ICICI Bank on Friday reported a 24% sequential rise in bad loans in Q4 and provisions of Rs 3,326 crore. In an interaction with reporters...
ICICI Bank on Friday reported a 24% sequential rise in bad loans in Q4 and provisions of Rs 3,326 crore. In an interaction with reporters, the bank’s managing director and CEO Chanda Kochhar said the bank has created reserves of Rs 3,600 crore to act as buffer against vulnerabilities in five sectors – iron & steel, mining, power, rigs and cement. Excerpts…
Why was it necessary to create the additional reserve of Rs 3,600 crore?
I just want to reiterate that the Rs 3,600 crore of reserves that we have created is an additional reserve and is a collective contingency reserve. This is, of course as I mentioned that while all the banks are working towards resolution for stress in certain borrowers and due to the global economic environment, the commodity cycle and so on there has been an impact on borrowers in certain sectors. These sectors are iron and steel, mining, power, rigs and cement. In general towards our exposure in these sectors we have created these kinds of collective reserves.

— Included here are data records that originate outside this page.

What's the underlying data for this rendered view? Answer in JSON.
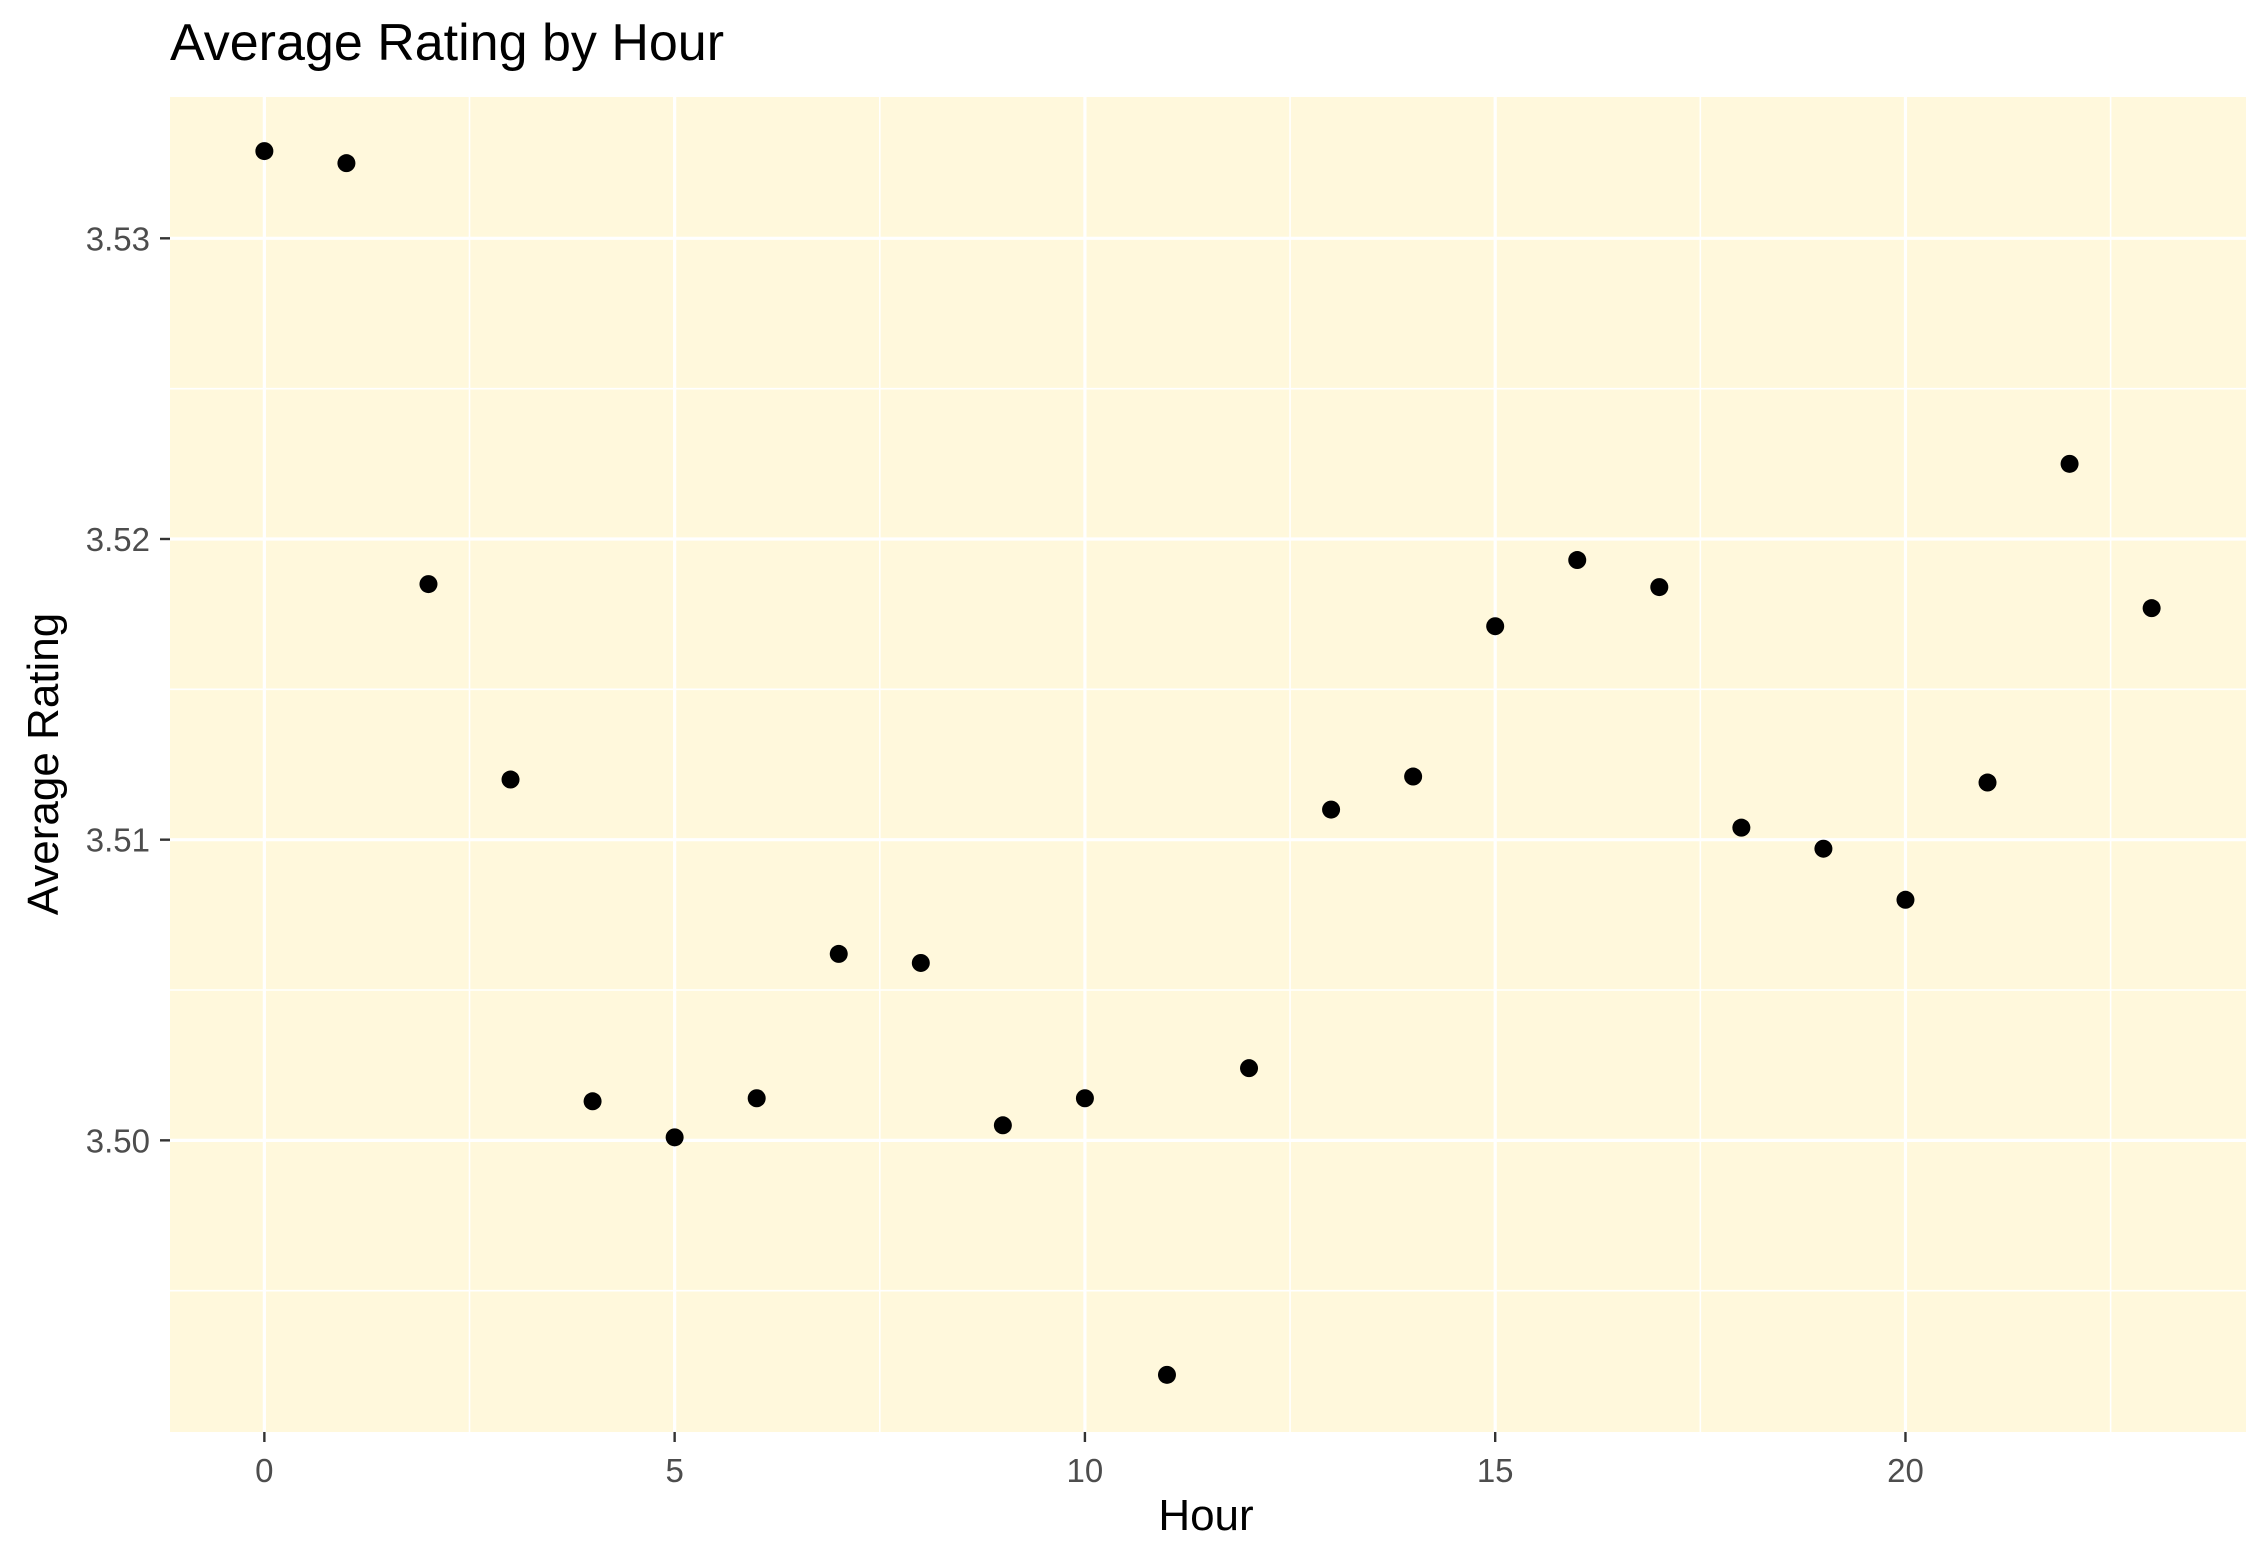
{
  "chart_data": {
    "type": "scatter",
    "title": "Average Rating by Hour",
    "xlabel": "Hour",
    "ylabel": "Average Rating",
    "x_ticks": [
      "0",
      "5",
      "10",
      "15",
      "20"
    ],
    "y_ticks": [
      "3.50",
      "3.51",
      "3.52",
      "3.53"
    ],
    "xlim": [
      -1.15,
      24.15
    ],
    "ylim": [
      3.4903,
      3.5347
    ],
    "grid": true,
    "legend": "none",
    "panel_background": "#fff8dc",
    "grid_color": "#ffffff",
    "point_color": "#000000",
    "series": [
      {
        "x": [
          0,
          1,
          2,
          3,
          4,
          5,
          6,
          7,
          8,
          9,
          10,
          11,
          12,
          13,
          14,
          15,
          16,
          17,
          18,
          19,
          20,
          21,
          22,
          23
        ],
        "y": [
          3.5329,
          3.5325,
          3.5185,
          3.512,
          3.5013,
          3.5001,
          3.5014,
          3.5062,
          3.5059,
          3.5005,
          3.5014,
          3.4922,
          3.5024,
          3.511,
          3.5121,
          3.5171,
          3.5193,
          3.5184,
          3.5104,
          3.5097,
          3.508,
          3.5119,
          3.5225,
          3.5177
        ]
      }
    ]
  }
}
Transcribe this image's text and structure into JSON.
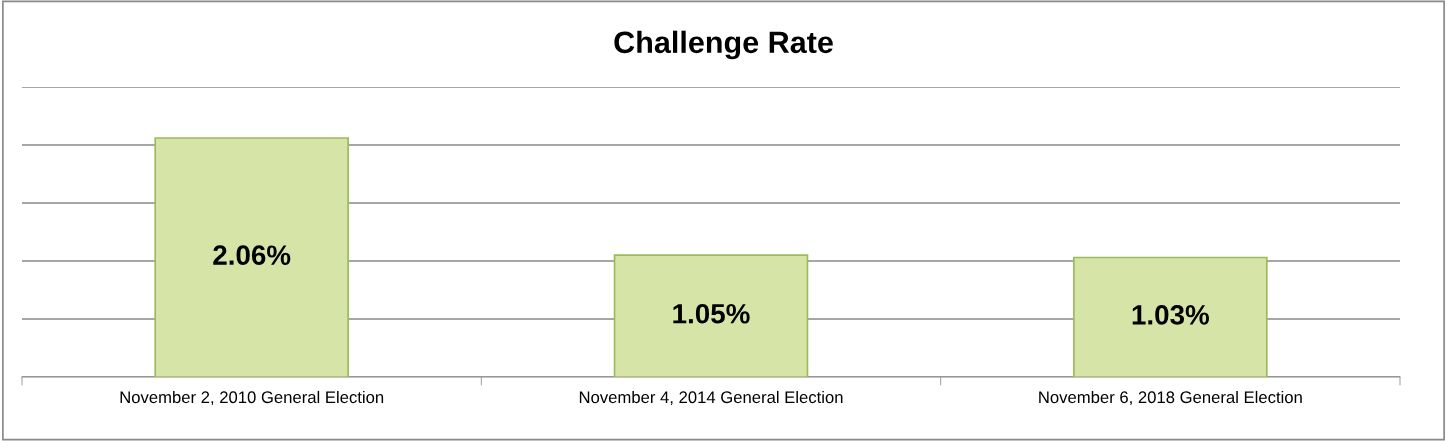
{
  "chart_data": {
    "type": "bar",
    "title": "Challenge Rate",
    "categories": [
      "November 2, 2010 General Election",
      "November 4, 2014 General Election",
      "November 6, 2018 General Election"
    ],
    "values": [
      2.06,
      1.05,
      1.03
    ],
    "value_labels": [
      "2.06%",
      "1.05%",
      "1.03%"
    ],
    "color": "#d7e4a8",
    "ylim": [
      0,
      2.5
    ],
    "yticks": [
      {
        "value": 0,
        "label": null
      },
      {
        "value": 0.5,
        "label": null
      },
      {
        "value": 1,
        "label": null
      },
      {
        "value": 1.5,
        "label": null
      },
      {
        "value": 2,
        "label": null
      },
      {
        "value": 2.5,
        "label": null
      }
    ],
    "tick_labels": "x",
    "grid": "y",
    "legend": false
  }
}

Which sectors will you focus on for credit growth?
First of all when you look at the future, you should look at the fact that one is already started seeing growth opportunities in areas around orders coming out of highway and road projects and of railways and defence and so on. We would first target to continue to grow domestically arising out of those opportunities. We will also continue to actually keep our momentum on retail asset growth.
What is your guidance on credit growth?
We have achieved a robust growth in our loan portfolio where the retail portfolio has grown by 23.3% and it now constitutes 46.6% of total loans. Our overall domestic loan growth was 16.4% for the year.
So for the year ahead, we would target a loan growth of about 18% within which retail will grow by about 25%. On the domestic corporate side, the growth is expected to be between 5-7% given the fact that we want to focus on lending to higher rated corporates and reducing the concentration risk to our portfolio.
Now based on this, we expect as far as credit quality is concerned, we have actually been working on resolution of certain of these large cases, in fact transactions which have been recently announced by borrowers along with other assets which are under discussion will lead to deleveraging of borrowers and reduction in bank exposures. In fact they would lead to deleveraging of borrowers in the five sectors I mentioned to you. But given the fact that some of these solutions take time and globally the economic recovery is coming only gradual, we have thought it only prudent that we should keep certain reserves aside for exposures related to these sectors.
What was the effect of AQR on your asset quality?
The additions towards NPAs were Rs 6,500 crore in Q3 and this quarter it is about Rs 7,000 crore. It is as we had mentioned that NPA additions in Q4 would be more or less similar to the additions in Q3 and I am stating that we have completed RBI’s asset quality review (AQR) exercise in line with the AQR exercise. As I said that this is also the result of the AQR exercise and it has also been across sectors certain part of it is also restructured assets which have now been reclassified as NPAs. All of it is not really new stressed assets. Rs 2,700 crore loans have slipped to the NPA category from restructured assets.
How many 5/25 refinances were done in the quarter?
We did Rs 679 crore of 5/25 refinance and SDR worth Rs 1,200 crore, but that finally gets included in the restructured and NPA numbers and therefore it is not over and above that. We sold approximately Rs 700 crore of loans to asset reconstruction companies (ARCs). We plan to work towards resolution of exposures in the context of the challenges facing the corporate sector, and to maintain and enhance the strength of our balance sheet as well as our robust capital levels.